但因为此矿毕竟是一处富铁矿,每日产出的铁料依旧会不少。
周礼算了算,日产铁量大约在一百三十斤左右。
月产铁量则在三千八百多斤左右!
这个产量可就十分惊人了。
要知道从前青山堡为了搜寻千斤铁料,那是人力物力和时间同时耗费,过上一个多月方能搜集到。
如今却是一个月能安稳地开采将近四千斤铁料,大概是三万多钱,这可是一笔巨款。
省时省力省钱,而且得来铁料十分容易,这就是这处铁矿存在的意义。
假以时日,周礼的部队将以此为基点,打造精良的武器装备,在战场上成为最为强大的一股势力!
“郑春树!你和田泯交接一下工作吧,我们马上启程。”
“是!”
郑春树站了出来,身材矮小,一张脸黝黑。
田泯就待他熟悉了一下矿场的工作,又将县衙的主要事务交代于他,郑春树听得十分认真,都用本子记录了下来。
郑春树这次可谓是十分紧张了,毕竟他从前只是个普普通通的农民,忽然被拔擢去当县令,实在是忐忑不安,虽然也读了几个月的书,但对自己的实力还是不够自信。
不过周礼信任,他自然是要全力以赴的。
短短一个时辰后,大军重新启程出了新昌县,郑春树留下,田泯则骑马在周礼身旁,一路往郡治襄平县去。
田泯这时道:“明公,此去襄平,那崔氏族人恐有为难之处,还望明公小心防备。
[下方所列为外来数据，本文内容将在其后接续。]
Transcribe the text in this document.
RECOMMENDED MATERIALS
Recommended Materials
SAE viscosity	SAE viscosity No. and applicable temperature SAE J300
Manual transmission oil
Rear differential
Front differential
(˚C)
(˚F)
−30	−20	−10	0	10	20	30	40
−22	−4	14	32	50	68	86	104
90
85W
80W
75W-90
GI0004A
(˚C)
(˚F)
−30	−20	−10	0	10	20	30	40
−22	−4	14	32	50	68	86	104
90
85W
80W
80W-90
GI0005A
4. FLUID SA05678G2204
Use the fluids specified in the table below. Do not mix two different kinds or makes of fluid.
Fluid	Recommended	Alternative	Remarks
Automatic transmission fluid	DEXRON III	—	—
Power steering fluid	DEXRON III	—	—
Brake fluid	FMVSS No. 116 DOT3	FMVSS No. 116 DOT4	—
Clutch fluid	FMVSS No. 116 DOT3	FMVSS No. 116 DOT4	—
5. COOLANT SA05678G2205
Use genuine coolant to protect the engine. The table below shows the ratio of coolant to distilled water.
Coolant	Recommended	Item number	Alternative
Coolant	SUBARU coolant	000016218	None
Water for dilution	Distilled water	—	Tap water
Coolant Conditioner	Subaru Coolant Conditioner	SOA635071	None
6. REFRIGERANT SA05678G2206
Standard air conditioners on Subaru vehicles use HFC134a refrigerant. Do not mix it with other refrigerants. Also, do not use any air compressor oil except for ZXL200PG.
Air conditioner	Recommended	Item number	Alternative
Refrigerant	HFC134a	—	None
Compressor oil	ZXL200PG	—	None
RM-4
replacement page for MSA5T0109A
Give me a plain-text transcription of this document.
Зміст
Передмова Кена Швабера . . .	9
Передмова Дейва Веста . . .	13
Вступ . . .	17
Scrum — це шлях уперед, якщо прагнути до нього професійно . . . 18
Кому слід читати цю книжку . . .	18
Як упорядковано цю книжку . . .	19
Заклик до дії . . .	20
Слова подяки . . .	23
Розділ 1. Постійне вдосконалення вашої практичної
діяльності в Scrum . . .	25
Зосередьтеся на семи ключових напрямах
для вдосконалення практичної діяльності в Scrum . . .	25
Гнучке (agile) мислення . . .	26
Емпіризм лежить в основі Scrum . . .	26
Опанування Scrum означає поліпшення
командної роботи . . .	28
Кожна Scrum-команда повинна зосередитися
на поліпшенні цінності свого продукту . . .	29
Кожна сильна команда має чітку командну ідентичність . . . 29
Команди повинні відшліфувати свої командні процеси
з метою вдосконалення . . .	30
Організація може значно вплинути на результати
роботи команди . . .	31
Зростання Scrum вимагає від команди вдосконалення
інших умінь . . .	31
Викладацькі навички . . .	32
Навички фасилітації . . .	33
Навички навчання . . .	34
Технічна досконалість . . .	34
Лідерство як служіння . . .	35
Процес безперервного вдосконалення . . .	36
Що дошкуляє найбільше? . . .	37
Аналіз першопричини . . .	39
”
周礼认真点头,心下却不以为意。
他早就看出来了,崔氏上下都是两面三刀的人,从崔石到崔贺,再从崔贺到崔征,都不是好相与的。
从前周礼为游击校尉,自然是要对这些世家大族退避三分,可如今他为度辽将军,督训边军,可以便宜行事,如今正是战时,别说崔氏族人,便是郡守公孙展见了周礼,也要本本分分地喊一声君侯。
如果这次崔氏安稳不生事的话,周礼自然不会寻他们的麻烦。
可若是崔氏找事,可就不怪他了。
其实周礼这次都想好了,反正镇北王和北军五校都不在,整个辽东他的势力最大,大可以铲除异己,吞并势力,逐渐壮大。
朝廷忙着平定中原叛乱,注意力完全不在这边,周礼又是民心所向,大可以趁机发展。
所以那崔氏就是砧板上的鱼肉,只要他们敢露出任何破绽,周礼就会当机立断地下手,令其覆灭!
行过几日,周礼率领镇北部大军来到襄平县外。
遥遥一看,如今辽水河堤已经被修好了,那处被冲毁的平原上竟然开垦出许多良田,正有百姓抢收粮食。
周礼见状满意,看来朱机在此的工作十分顺利。
再看那辽水,河堤竟然下降了不少,好像是朱机拓宽了河道,然后引出多条支流,一来灌溉田地,二来也是为了疏浚河流,免得产生洪涝。
堵不如疏,朱机深谙此道。
而郡守公孙展、郡丞陈立已经在城外等着了,一同并立的还有一位笑容满面的老者。
见周礼和李嫣来到,他们立刻上前行礼:“见过君侯,见过郡主。”
周礼和李嫣就相继回礼。
那公孙展就道:“还请君侯和郡主入城一叙,酒宴已备好了。”
周礼就笑道:“多谢公孙大人,我们匆匆而过,往鱼龙塞抵御异族大军南下,停留不了太久,大人真是破费了。”
说罢便要率军入城。
却听一旁那微笑的老者道:“君侯说笑,您路过襄平,乃是我们的荣幸,自然好好生招待的。只是君侯等人入城便是,依照礼制却不能让大军进入郡治县城的。”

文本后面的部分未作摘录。